Originally Posted by Jiveturkey
Originally Posted by bsa1917hunter
Originally Posted by TWR
I'm assuming you're shooting 3 shot groups and here's the thing, unless you're getting a one hole group at 50 yards, you don't know if you're dead on.

Look at the groups above, those look great until you consider all 3, 3 shot groups are in different spots. Overlap them and they're over an inch. (no offense Ted) That's why 10 shot groups are better at telling what's going on. Trying to call zero off a 50 yard group is useless past that range.

Zero at 200 then shoot at other distances and see where you hit, right the results down.

Or zero at 100 yards and do the same because unless you're only concerned with getting hits somewhere on a full sized silhouette, you need to forget the 25, 50 or even the 36 yard zero. You need to know exactly where your gun hits at the distances you want to shoot in the conditions you are in.


I'm glad you said it. 3 shot groups are useless. Especially at 50 yards. It should be 1 hole at that range with a good rifle. 5 shot groups at 100 yards and further are much better, because you can see anomalies in group dispersion and gives you a better idea on seating depth etc. Then step it up to at least a 9 shot group. I generally run 10, just to be safe and that was the criteria on the black rifle and MOA all day long challenge here. That's the only way you are going to know what the rifle and shooter is fully capable of and where your true POI is. Just about anyone can pull off a tiny 3 shot group with a 1.5 moa rifle. You are giving the op some good advice and at least he told us what barrel he's using now, but everything matters when it comes to how accurate you can make an AR. Non freefloating hanguards are a small ding, so subtract for that. How much, who knows because every rifle reacts differently to that. Using chidt ammo is a huge detriment in accuracy. Scope mount? Cheap unproven scope. Those are still some unknowns. The trigger is a known and that is also subjective to each individual shooter. One guy may shoot a heavy trigger rifle just fine, where another is more nit picky about such things. Other guys hitting on some great things like wind and using wind flags. I'm guilty of not using them lately, but have been thinking about doing so since I've been working on my precision BCM build. Lately the wind has been blowing hard enough to rock my target stand and its a heavy stand. Wind pushes those bullets around enough to open up those groups.

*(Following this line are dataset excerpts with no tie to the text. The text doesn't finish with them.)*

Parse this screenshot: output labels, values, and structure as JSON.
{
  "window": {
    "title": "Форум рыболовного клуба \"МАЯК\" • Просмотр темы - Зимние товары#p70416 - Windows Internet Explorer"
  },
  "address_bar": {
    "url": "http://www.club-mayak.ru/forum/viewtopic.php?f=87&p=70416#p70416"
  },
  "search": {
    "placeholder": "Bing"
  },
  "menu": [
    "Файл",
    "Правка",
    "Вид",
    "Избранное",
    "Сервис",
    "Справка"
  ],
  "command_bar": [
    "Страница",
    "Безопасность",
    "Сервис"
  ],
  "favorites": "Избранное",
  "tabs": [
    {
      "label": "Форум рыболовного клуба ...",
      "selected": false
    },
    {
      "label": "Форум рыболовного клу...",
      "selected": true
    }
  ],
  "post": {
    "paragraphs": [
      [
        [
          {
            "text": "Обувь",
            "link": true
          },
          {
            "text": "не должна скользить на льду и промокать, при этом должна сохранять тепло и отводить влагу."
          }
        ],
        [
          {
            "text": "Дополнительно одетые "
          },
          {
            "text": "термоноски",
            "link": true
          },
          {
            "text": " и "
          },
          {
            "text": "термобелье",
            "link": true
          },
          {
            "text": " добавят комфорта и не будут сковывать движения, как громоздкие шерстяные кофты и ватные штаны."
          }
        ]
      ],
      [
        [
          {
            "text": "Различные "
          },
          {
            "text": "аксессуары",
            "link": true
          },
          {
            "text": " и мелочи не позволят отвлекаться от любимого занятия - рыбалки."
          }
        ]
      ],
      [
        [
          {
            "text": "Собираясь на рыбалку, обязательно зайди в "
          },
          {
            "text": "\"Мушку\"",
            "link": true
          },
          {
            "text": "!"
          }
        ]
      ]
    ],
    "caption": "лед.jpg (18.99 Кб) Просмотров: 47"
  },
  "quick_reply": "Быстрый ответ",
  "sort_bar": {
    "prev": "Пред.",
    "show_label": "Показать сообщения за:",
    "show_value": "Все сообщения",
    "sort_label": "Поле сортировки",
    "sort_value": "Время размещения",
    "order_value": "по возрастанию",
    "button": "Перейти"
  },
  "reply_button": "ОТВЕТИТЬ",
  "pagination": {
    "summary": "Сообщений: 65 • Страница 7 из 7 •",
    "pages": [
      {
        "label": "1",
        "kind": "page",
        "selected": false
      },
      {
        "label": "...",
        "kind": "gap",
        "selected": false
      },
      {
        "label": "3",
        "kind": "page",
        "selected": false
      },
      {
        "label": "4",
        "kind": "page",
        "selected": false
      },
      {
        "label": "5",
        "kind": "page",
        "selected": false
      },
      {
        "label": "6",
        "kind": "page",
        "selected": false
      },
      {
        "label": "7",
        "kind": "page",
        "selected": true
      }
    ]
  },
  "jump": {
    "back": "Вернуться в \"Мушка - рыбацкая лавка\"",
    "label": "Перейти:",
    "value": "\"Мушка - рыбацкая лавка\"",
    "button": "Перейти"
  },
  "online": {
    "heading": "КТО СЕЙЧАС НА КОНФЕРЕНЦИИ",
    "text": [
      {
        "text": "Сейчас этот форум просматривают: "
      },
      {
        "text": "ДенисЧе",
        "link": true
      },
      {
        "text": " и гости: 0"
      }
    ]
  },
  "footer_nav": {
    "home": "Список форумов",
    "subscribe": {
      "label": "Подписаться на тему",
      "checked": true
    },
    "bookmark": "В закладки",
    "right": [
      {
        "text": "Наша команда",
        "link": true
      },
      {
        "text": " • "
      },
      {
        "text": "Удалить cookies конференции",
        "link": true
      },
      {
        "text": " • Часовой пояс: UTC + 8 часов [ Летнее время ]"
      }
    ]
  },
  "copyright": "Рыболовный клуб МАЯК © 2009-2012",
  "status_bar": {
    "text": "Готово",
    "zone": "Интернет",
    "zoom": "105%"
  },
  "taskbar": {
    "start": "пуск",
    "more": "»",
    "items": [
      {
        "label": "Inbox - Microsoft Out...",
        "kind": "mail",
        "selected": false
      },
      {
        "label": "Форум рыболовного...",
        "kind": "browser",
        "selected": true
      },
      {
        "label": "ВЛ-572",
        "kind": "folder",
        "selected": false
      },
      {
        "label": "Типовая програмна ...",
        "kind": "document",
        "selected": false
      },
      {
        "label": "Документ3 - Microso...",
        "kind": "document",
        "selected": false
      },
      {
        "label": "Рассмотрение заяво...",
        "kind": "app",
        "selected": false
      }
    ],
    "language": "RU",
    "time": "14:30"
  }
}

I got a Timney impact trigger today. Installed this evening & I got 3.5 - 4 lbs with my cheap wheeler brand trigger gauge. I'm going to try it again 1st chance I get actually setting the scope for 200 yards. I know I can get somewhat better results than the other day, I just wasn't very steady. All the ammo I have is fmj. Mostly federal America eagle, quite a bit of frontier, & also some Winchester m855 which I have never shot. I will try again & report back with results.




Good on getting a trigger, Because you started with a decent rifle and gave it no help.